Takiego drona w Europie jeszcze nie było. Wyprodukowany w Polsce Heli-500 przeleci 600 km, a nawet więcej
Polski dron Heli-500 wyprodukowany w Lublinie będzie mógł przelecieć aż 600 km i przebywać sześć godzin w powietrzu. Ale to nie wszystko. Możliwe są także dłuższe trasy. Trzeba tylko zmniejszyć ładunek lub zamontować dodatkowe zbiorniki paliwa. W zamyśle producenta, Heli-500 ma być najbardziej przydatny w transporcie medycznym, ale możliwe są także inne zastosowania.
Na pierwszy rzut oka można pomylić go z mini-śmigłowcem. Pojazd powstający w Polsce sterowany jest jednak na odległość i nie ma pilota w środku. Jego spory rozmiar gwarantuje nie tylko całkiem dalekie loty, ale i możliwość transportu ciężkich przedmiotów. Oto Heli-500 z Lublina.
- W świecie ciężko nam stwierdzić, bo rzeczy dzieją się bardzo dynamicznie, ale jeśli chodzi o Europę, to nikt tego nie produkuje - powiedział Radiu Lublin Artur Przybysz, prezes lubelskiej firmy USM.
Dron będzie mógł przelecieć nawet 600 km, przebywając maksymalnie 6 godzin w powietrzu. Możliwe są nawet dłuższe trasy, gdy odejmie się masę ładunkową i zamontuje dodatkowe zbiorniki paliwa.
Maszyna nie jest autonomiczna, lecz porusza się wedle ustalonego wcześniej schematu. Rzecz jasna może wykryć zagrożenie i na nie zareagować, np. zwalniając albo wstrzymując lot.
Polski dron ma w przyszłości przenosić towary niezbędne np. szpitalom
Zresztą to właśnie w medycynie drony zdążyły potwierdzić swoją przydatność. Pomogła w tym paradoksalnie pandemia. Brzmi to niezbyt dobrze, ale chodziło o to, że w trudnym i wyjątkowym momencie każda pomoc jest cenna. Drony spisały się na medal, dostarczając m.in. próbki czy krew w krótkim czasie.
Kiedy rozmawiałem z przedstawicielem Polskiej Izby Systemów Bezzałogowych, mówił mi, że przed pandemią wszelkie innowacyjne próby dostaw dronami były torpedowane. Urzędnicy nie bardzo wierzyli, że warto się tematem zajmować.
W pandemii nie było wyjścia – szpitale musiały szukać sposobu, aby szybko dostarczać krew czy laboratoryjne próbki. Drony nie spadły z nieba, tylko delikatnie wylądowały przed drzwiami, aby wypełnić swoją misję.
Postęp widzimy. W Sosnowcu zapowiedziano pilotażowy program transportu defibrylatorów AED przy użyciu dronów. Mogą naprawdę uratować życie, bowiem dostarczą gotowy do pracy defibrylator szybciej niż pogotowie ratunkowe. Logiczne: nie są ograniczone korkami, robotami drogowymi czy zablokowanym podjazdem.
Właśnie tak wyobrażają sobie wykorzystanie Heli-500 jej twórcy – sugerują, że między szpitalami dałoby się transportować m.in. ludzkie organy.
Zastosowań lubelskiego drona może być więcej. Jak mówią sami twórcy, może on patrolować granice lub też tereny, na których dochodzi do zaginięć, jak morza czy góry.
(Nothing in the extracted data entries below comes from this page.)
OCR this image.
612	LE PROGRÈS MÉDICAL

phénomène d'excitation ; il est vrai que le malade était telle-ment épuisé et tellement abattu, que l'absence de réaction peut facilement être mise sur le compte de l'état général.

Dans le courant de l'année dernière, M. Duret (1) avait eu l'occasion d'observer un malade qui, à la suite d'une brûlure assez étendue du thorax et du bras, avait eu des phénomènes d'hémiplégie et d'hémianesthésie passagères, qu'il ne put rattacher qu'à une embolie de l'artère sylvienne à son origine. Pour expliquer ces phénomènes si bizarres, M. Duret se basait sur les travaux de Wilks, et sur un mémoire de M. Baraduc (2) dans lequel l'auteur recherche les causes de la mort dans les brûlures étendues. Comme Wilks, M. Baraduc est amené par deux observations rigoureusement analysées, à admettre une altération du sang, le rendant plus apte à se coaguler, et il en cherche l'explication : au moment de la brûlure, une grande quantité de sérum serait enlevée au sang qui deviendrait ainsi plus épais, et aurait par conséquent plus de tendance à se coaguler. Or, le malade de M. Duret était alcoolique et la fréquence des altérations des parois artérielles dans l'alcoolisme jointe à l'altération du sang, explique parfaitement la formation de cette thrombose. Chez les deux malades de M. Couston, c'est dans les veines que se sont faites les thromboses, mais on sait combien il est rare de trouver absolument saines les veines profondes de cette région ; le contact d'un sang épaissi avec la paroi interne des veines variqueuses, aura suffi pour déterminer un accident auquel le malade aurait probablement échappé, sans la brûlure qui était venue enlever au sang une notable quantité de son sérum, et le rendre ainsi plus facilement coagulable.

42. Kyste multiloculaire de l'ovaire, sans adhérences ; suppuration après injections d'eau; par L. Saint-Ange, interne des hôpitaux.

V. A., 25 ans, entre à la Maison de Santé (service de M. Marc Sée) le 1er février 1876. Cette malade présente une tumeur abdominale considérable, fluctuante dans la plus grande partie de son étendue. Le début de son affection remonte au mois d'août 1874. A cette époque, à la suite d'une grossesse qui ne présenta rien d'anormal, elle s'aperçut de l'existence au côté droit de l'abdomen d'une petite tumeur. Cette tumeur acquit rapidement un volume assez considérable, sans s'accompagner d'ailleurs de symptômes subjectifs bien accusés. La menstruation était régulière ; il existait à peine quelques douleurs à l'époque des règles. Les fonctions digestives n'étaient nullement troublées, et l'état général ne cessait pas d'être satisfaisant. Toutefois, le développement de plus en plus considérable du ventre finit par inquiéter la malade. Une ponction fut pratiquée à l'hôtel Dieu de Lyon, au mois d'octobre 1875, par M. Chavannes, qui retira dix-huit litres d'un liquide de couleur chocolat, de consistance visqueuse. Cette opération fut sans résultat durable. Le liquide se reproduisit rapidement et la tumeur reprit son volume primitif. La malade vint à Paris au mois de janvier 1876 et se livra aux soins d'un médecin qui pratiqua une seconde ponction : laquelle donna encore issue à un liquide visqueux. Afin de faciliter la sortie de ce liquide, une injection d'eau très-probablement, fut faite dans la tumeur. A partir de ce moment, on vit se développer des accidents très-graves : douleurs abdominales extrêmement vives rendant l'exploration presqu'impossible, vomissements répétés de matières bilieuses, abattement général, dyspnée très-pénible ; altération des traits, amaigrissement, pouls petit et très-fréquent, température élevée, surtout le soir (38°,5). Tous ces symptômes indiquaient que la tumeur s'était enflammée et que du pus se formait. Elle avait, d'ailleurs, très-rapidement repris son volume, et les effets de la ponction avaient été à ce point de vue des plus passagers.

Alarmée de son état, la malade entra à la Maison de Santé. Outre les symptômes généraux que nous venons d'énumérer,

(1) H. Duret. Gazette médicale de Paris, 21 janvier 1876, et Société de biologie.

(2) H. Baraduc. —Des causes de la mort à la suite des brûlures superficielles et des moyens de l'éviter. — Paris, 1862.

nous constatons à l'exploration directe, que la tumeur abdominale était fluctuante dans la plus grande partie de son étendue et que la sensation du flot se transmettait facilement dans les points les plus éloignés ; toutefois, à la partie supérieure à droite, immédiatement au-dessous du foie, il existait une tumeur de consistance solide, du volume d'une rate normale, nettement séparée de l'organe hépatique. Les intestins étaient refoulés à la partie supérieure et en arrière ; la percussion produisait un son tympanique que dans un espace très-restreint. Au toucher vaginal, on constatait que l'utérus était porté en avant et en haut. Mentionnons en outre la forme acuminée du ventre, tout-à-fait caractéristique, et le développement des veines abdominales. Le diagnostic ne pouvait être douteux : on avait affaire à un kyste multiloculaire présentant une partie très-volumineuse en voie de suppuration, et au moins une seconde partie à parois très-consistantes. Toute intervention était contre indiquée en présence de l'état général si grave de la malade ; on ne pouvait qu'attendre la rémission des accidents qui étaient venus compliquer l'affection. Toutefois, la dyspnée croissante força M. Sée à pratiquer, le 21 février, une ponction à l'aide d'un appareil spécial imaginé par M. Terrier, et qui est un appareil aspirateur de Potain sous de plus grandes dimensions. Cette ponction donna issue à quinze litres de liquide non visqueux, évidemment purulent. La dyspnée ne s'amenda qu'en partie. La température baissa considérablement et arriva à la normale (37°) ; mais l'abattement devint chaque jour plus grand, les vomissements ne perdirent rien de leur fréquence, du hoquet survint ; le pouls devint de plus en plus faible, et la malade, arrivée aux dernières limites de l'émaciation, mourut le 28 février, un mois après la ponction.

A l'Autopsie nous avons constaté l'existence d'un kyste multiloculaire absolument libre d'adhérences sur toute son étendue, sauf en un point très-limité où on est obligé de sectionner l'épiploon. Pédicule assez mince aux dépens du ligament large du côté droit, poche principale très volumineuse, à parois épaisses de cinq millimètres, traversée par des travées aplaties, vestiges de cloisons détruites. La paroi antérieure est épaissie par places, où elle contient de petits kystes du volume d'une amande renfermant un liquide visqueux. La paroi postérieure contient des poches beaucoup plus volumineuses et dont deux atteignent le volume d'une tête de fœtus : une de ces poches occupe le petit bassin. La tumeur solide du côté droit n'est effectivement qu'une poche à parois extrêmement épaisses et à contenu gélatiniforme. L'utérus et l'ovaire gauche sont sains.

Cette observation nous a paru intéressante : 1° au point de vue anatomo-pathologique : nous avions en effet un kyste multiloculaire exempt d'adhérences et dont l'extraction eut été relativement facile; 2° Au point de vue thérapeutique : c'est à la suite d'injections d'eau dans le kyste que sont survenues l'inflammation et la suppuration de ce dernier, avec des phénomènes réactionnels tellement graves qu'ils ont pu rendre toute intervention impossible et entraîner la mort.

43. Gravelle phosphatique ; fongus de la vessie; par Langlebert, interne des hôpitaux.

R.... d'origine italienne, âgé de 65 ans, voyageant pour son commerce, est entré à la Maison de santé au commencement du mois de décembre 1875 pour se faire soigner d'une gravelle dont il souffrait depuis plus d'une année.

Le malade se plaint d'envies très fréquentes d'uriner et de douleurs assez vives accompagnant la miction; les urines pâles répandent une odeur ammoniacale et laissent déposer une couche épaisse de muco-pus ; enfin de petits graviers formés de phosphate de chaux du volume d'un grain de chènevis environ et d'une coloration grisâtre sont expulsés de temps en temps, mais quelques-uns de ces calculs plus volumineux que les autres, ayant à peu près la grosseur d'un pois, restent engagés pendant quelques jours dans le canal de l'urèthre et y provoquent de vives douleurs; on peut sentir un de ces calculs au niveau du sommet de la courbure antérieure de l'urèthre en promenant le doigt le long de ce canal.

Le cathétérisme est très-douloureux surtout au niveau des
Łączny koszt projektu badawczego to 3 mln złotych. Teraz firma z Lublina szuka inwestora, który pomógłby wprowadzić drona do użytku.
Drony w Polsce naprawdę imponująco się rozwijają
Można nawet dojść do wniosku, że postęp nastąpił nagle. Ni z tego, ni z owego drony pomagają służbie zdrowia, zaczynają przenosić towary, są na budowach czy w końcu dbają o bezpieczeństwo na drogach. Policyjny dron zagwarantował 14 mandatów w 4 godziny.
To rzecz jasna początek wielkiej rewolucji. W planach są drony-taksówki, ale to jakoś kręci mnie mniej. Dużo bardziej imponują mi właśnie takie małe, ale zmieniające życie akcje, jak transport medyczny czy planowany system odszukiwania ofiar wypadków po krzyku.
Mikrofony wyczulone na taki rodzaj dźwięku natychmiast wskazują kierunek lotu i oszacowują odległość. To dopiero projekt, ale imponuje mi bardziej, że ktoś poleci z punktu A do punktu B. Takiej dronowej rewolucji sobie życzę.